My impression is that he believes patents are certainly useful in biotech; that they help introduce a commercial element into innovation, which makes it more likely that dreamy ideas will get turned into hard products and real companies; and he evidently believes there would be a substantial dislocation in the electronics/telecoms/consumer goods sector if the rules of patentability changed too much.
On the other hand, the officials know exactly what is being patented and what isn't, and also have an agenda.
I think their strongest instinct may be a feeling that the existing law is very untidy in this area -- remember that in the UK system, existing case-law has almost unchallengeable authority; and even EPO decisions are taken very very seriously. But on the other hand, the dividing lines which are anomalous, capricious, and hard to understand - why is some software 'technical' and other software isn't; wouldn't the rules be a lot simpler and clearer if in effect all software was technical.
So I think this is one motivation.
Secondly, they have been persuing this project since a consultation in 1994 -- eleven years ago -- at which time they only received a single response against software patentability.

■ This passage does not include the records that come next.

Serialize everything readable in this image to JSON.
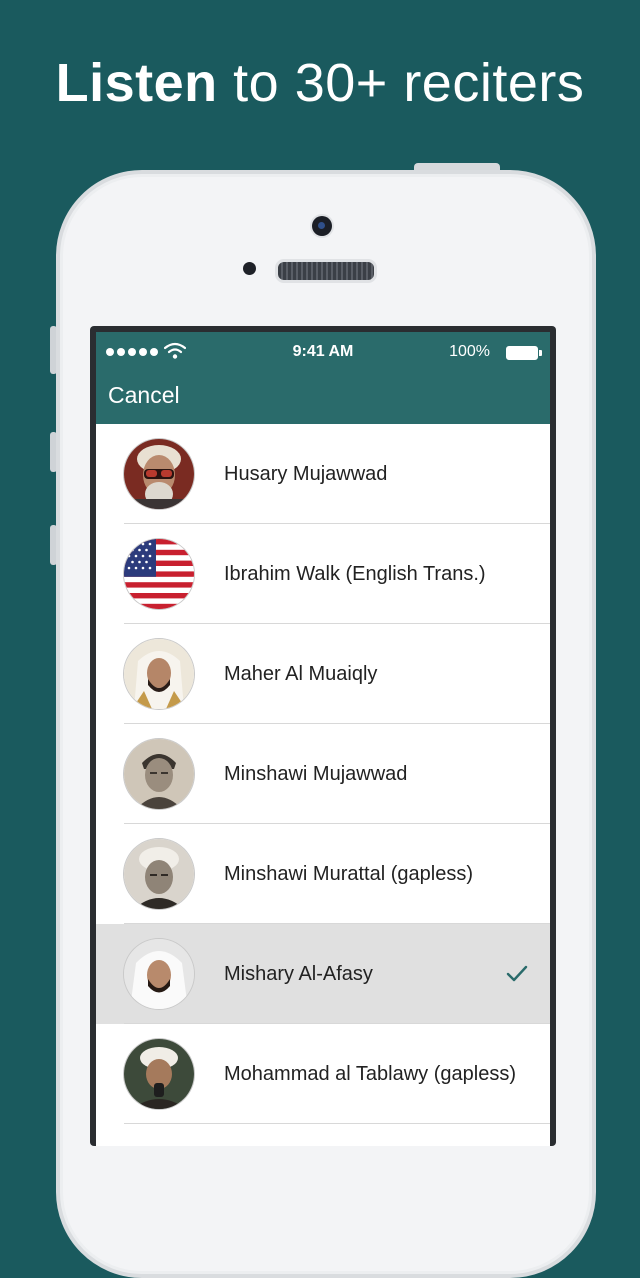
{
  "headline": {
    "strong": "Listen",
    "rest": " to 30+ reciters"
  },
  "status_bar": {
    "time": "9:41 AM",
    "battery": "100%"
  },
  "navbar": {
    "cancel_label": "Cancel"
  },
  "reciters": [
    {
      "name": "Husary Mujawwad",
      "avatar": "portrait-red-glasses"
    },
    {
      "name": "Ibrahim Walk (English Trans.)",
      "avatar": "us-flag"
    },
    {
      "name": "Maher Al Muaiqly",
      "avatar": "portrait-white-headdress"
    },
    {
      "name": "Minshawi Mujawwad",
      "avatar": "portrait-sepia"
    },
    {
      "name": "Minshawi Murattal (gapless)",
      "avatar": "portrait-sepia-turban"
    },
    {
      "name": "Mishary Al-Afasy",
      "avatar": "portrait-white-headdress",
      "selected": true
    },
    {
      "name": "Mohammad al Tablawy (gapless)",
      "avatar": "portrait-turban-microphone"
    }
  ],
  "colors": {
    "background": "#1a5a5e",
    "navbar": "#2a6b6b",
    "checkmark": "#2a6b6b"
  }
}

Thirdly, I think their perception of opponents of software patents at any rate used to be that they were economically irrelevent idealists/anarchists.
They still like the Council text, and want it to go through unaltered, and want to close the file on the directive.
Bottom line, according to Lord Sainsbury:
No patents on accounting packages, spreadsheets, translation software, computer-aided design, internet trading, portfolio management, on-line auctions.
Yes to patents on traffic control, medical imaging, washing machines, breadmaking, robot arms, mobile phones, and vehicle software.